I get the feeling the Navy is glad they don’t have to do much IUU fisheries or Alien Migrant Interdiction. They only do enough drug interdiction to say they are doing something.

I am a bit perplexed by the degree of naval warfare equipment provided for the NSCs and OPCs by the Navy. They have spent a great deal of money equipping Coast Guard ships with sensors, communications and electronic warfare equipment, and defensive systems like Phalanx and the 57mm Mk 110. They take us 80 to 90% of the way to being useful warships. Cutters are adequately equipped to do something like the Market Time operation the Coast Guard participated in during the Vietnam war, but other than perhaps boarding merchant ships to help enforce a blockade, I don’t see that we have a mission in the most likely near peer conflict, a fight with China. We have defensive equipment, but the Chinese really would not have any reason to shoot at us, because we are not a threat.

Is there a classified plan to up arm Coast Guard cutters to turn them into viable and useful warships? The fact that NSCs have hosted Navy helicopters during the last two RIMPACs, an MH-60S in 2020 and an MH-60R in 2022, suggest they may be thinking about the question, but I don’t see any evidence there is such a plan.

From the end of WWII until the breakup of the Soviet Union, the most capable Coast Guard cutters had a recognized wartime role. They would escort the reinforcement convoys that would provide logistics support for US and Allied forces resisting a Soviet invasion. They were not the only escort vessels or the best equipped, but they had role.

That role was practiced and exercised.

There is a lot we could do to improve coordination with the Navy Reserve to provide a mobilization potential.

Perhaps equally importantly, the weapons the Coast Guard does have, do not allow our cutters to fully execute their peacetime duties.

Where are the weapons to quickly and reliably stop small fast highly maneuverable craft? The big cutters are not likely to be around. A 7.62mm machine gun on a Response Boat Medium or a .50 cal. on a WPB are inadequate. We might even be out-gunned. Even a 25mm on a FRC doesn’t provide much reassurance because it is a short-range weapon with limited penetrating power on a platform that can be outrun by many potential threats. Using any of the three weapons inside a US port presents a danger of collateral damage.

How is the Coast Guard supposed to forcibly stop a medium to large ship, with a crew that refuses to be stopped? Even the 57mm and 76mm guns are inadequate in the unlikely event a large cutter is in the area. In the more likely event only a WPB or WPC is in the area we are essentially helpless.

 

Hero 120 Loitering Munition

The Navy/Marine Corps has a new weapon in their inventory, and it may be just what the Coast Guard needs to deal with the potential threat of small, fast, highly maneuverable craft. It is a loitering munition, a drone with a warhead, making it a kind of slow cruise missile with an ability to abort.

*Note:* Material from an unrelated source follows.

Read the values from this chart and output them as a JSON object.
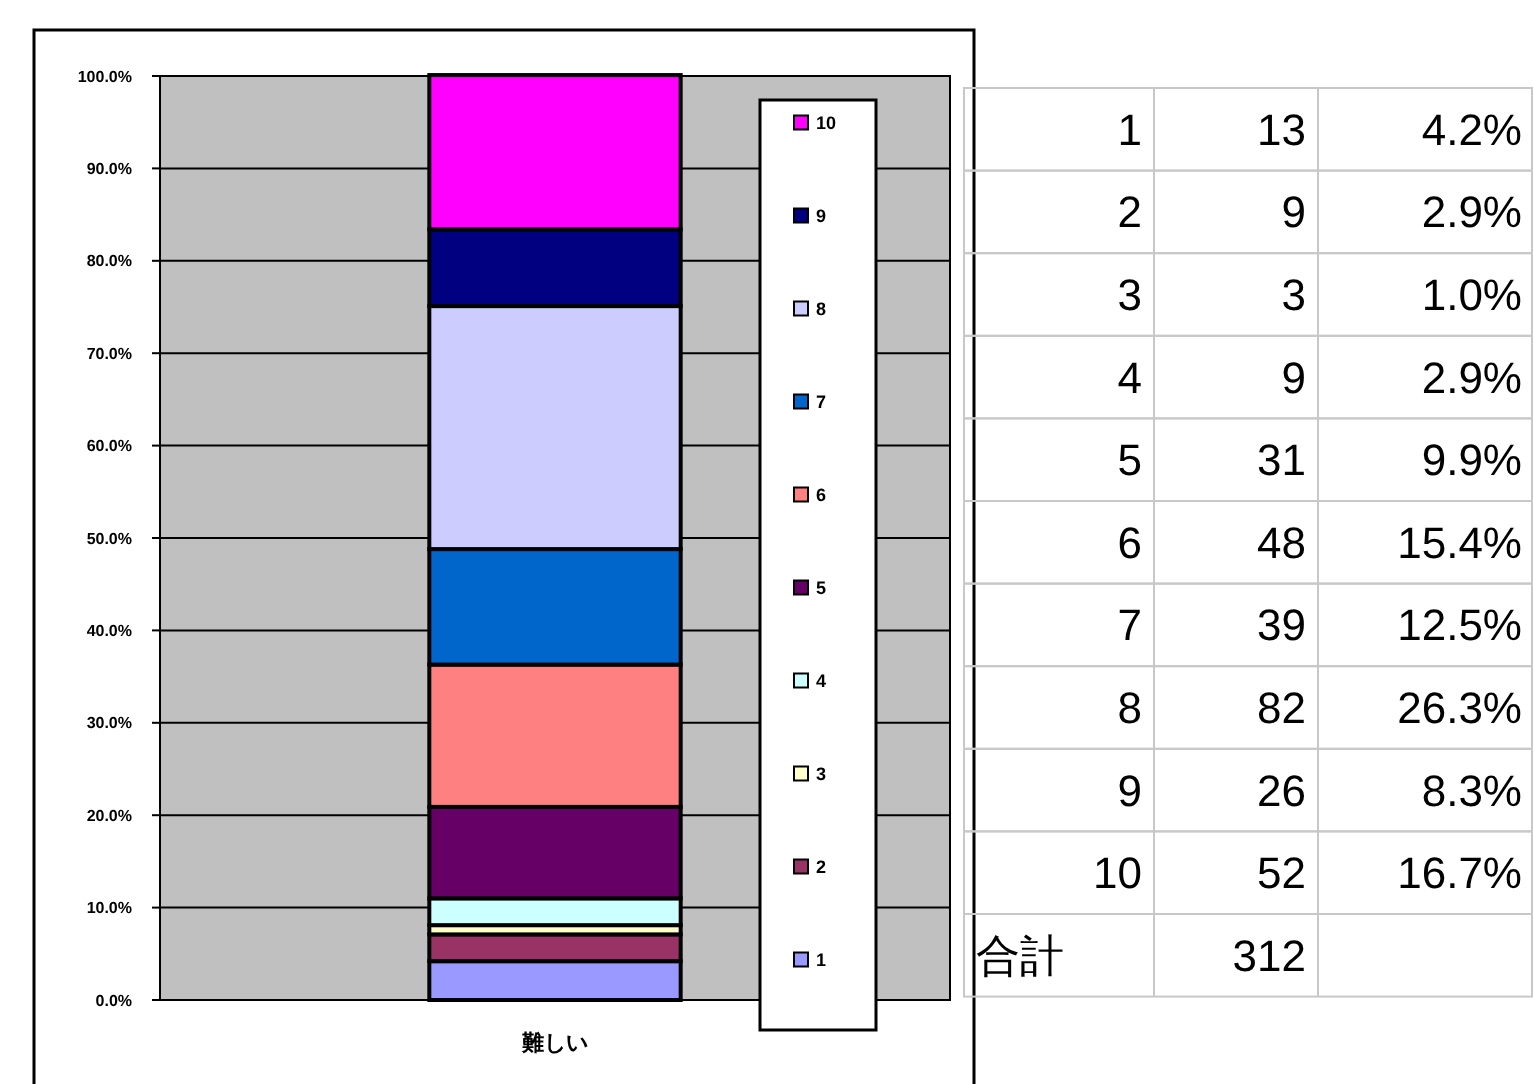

Hero 120 will be going on the Marine Corps Long Range Unmanned Surface Vessel (LRUSV) as well as Marine manned ground vehicles.

Weight (with canister): 18 kg (40 pounds)
Warhead: 4.5 kg (10 pounds)
Range: 60+ km (32.4 nautical miles)
Endurance: 60 min
Engine: Electrical
Launch method: Single/Multi-Canister

Range is to some extent apparently limited by line of sight, but this could be used from land or from virtually any patrol boat.

Take a look.

“Iran Reveals World’s First Air Defense Small Boat” –Covert Shores

Camera drone’s-eye view of IRGC boats on display, March 2023. A) The air defense boat. B) Light missile boat with Bladerunner hull. C) light missile boats on Interceptor hull. D) light missile boats on Interceptor hull (alternative design). E) Missile boat, with type of missile unclear. F) RIB, possibly explosive boat or uncrewed. G) RIB with lightweight anti-ship torpedoes, can be carried aboard a Shahid Soleimani-class missile corvette. H) Interceptor boat. I) Interceptor boat with new type of missile.

Covert Shore has a post about a new Iranian Revolutionary Guard Corps (IRGC) Navy boat armed with vertical launch anti-aircraft missile, believed to be the first such craft in the world, but I found the photo above and the accompanying caption particularly interesting.

These are far different from the familiar, prototypical IRGC boats armed with a single machine gun and a few unguided rockets.